Never the less I look forward to your further experiments - we were always told a college that Sterling engines were the future.

hermetic:
http://www.josepino.com/projects/build-simple-lamina-engine shows an engine working with the heat source virtually in the position that yours is in with the piston one side, regen material other side, and heat source between, and seemingly heating the regen material slightly, so I think that you are pretty much spot on with the layout, there seems to be a bit more regen material in this one, but it starts to oscillate almost immediately, and we see the stroke increasing although we dont see the moment when the flywheel does its first full circle. Is there a seal between the test tube and the cylinder, like an O ring? it needs to be airtight. Try a drop of thin oil on the piston to increase the seal, although if it has never run, it can hardly be worn! add a bit more regen material. I have fallen down a lamina/laminar flow engine rabbit hole, I have red wine and dark chocolate, and may be gone some time! Happy new year!!
Phil

vtsteam:
Andrew, I think the small size of this one in comparison with even the other small "test tube" engines is making it difficult. But therein lies something to figure out if it is possible to make it run eventually. If it were an easy runner, I'd learn nothing.

re. the future.....maybe those professors were right to hope for a good result, but only by changing the common approaches. If I can generalize, I'd say every hot air engine problem is a heat exchange problem.

We can say friction is a major hot air engine problem and be correct in a sense. But we can also say friction can be ignored with more power. Friction is only critical if you don't have enough force to defeat it. A lawnmower engine has plenty of internal friction, but it has magnitudes more power so it cuts grass.

Because most hot air engines I've seen amateurs build are very low power (even "Big" ones -- single digit watts and under) reducing friction is a big focus. That, and increasing burner efficiency. And pressurization to increase heat transfer in a denser fluid (compressed air).

The problem with this little engine is, not enough micro power to defeat the present micro amount of friction. Yet, a relatively huge amount of heat (the very small alcohol lamp flame....nevertheless, about 100 watts) is going into the system. Heat is not moving where and when it should. That's the real problem.

vtsteam:
Hermetic, happy wine and chocolates! :beer:

1.) I've used light oil on the piston and all bearings. Compression is slightly improved.
2.)I've sawed off the end of the base so I can now move the lamp. I also raised the engine 1/2' on a piece of wallboard. This makes the flame pointed instead of squashed out around the test tube.
3.)I've tried the engine without any regenerator material. I tried several different flame locations for that case.
4.)I've tried the engine with about an inch plug of regenerator material. I've moved that regenerator to several positions along the length of the tube.  I tried several different flame locations for that case.
5.) I've tried the engine with about an 3 inch plug of loosely packed regenerator material. I've moved that regenerator to several positions along the length of the tube.  I tried several different flame locations for that case.
6.) I haven't tried more tightly packed regen material yet.

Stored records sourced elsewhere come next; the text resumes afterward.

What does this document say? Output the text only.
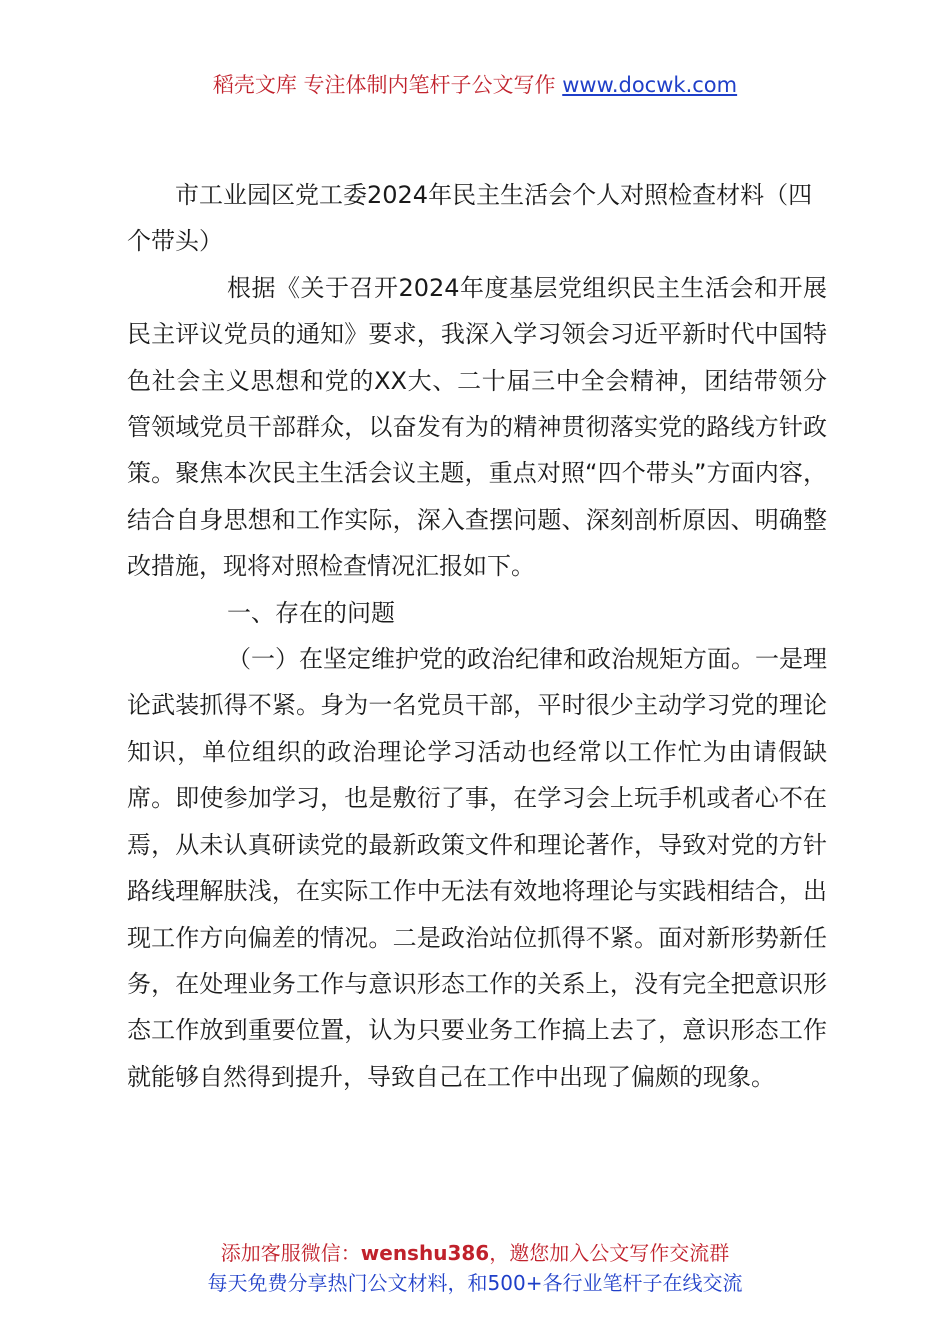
稻壳文库 专注体制内笔杆子公文写作 www.docwk.com

市工业园区党工委2024年民主生活会个人对照检查材料（四个带头）

根据《关于召开2024年度基层党组织民主生活会和开展民主评议党员的通知》要求，我深入学习领会习近平新时代中国特色社会主义思想和党的XX大、二十届三中全会精神，团结带领分管领域党员干部群众，以奋发有为的精神贯彻落实党的路线方针政策。聚焦本次民主生活会议主题，重点对照“四个带头”方面内容，结合自身思想和工作实际，深入查摆问题、深刻剖析原因、明确整改措施，现将对照检查情况汇报如下。

一、存在的问题

（一）在坚定维护党的政治纪律和政治规矩方面。一是理论武装抓得不紧。身为一名党员干部，平时很少主动学习党的理论知识，单位组织的政治理论学习活动也经常以工作忙为由请假缺席。即使参加学习，也是敷衍了事，在学习会上玩手机或者心不在焉，从未认真研读党的最新政策文件和理论著作，导致对党的方针路线理解肤浅，在实际工作中无法有效地将理论与实践相结合，出现工作方向偏差的情况。二是政治站位抓得不紧。面对新形势新任务，在处理业务工作与意识形态工作的关系上，没有完全把意识形态工作放到重要位置，认为只要业务工作搞上去了，意识形态工作就能够自然得到提升，导致自己在工作中出现了偏颇的现象。

添加客服微信：wenshu386，邀您加入公文写作交流群
每天免费分享热门公文材料，和500+各行业笔杆子在线交流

Best action seemed to be exactly as pictured in other engines, with regen material about half the total length of the test tube, located a little more than a quarter length away from the aluminum cylinder. And with a small space open at the far end. Flame located right about where the regen starts. When I did that and flipped the flywheel, the engine took longer to slow to a stop, and seemed to want to continue toward the end.

Yes, the glass tube is socketed into the aluminum cylinder with an O-ring.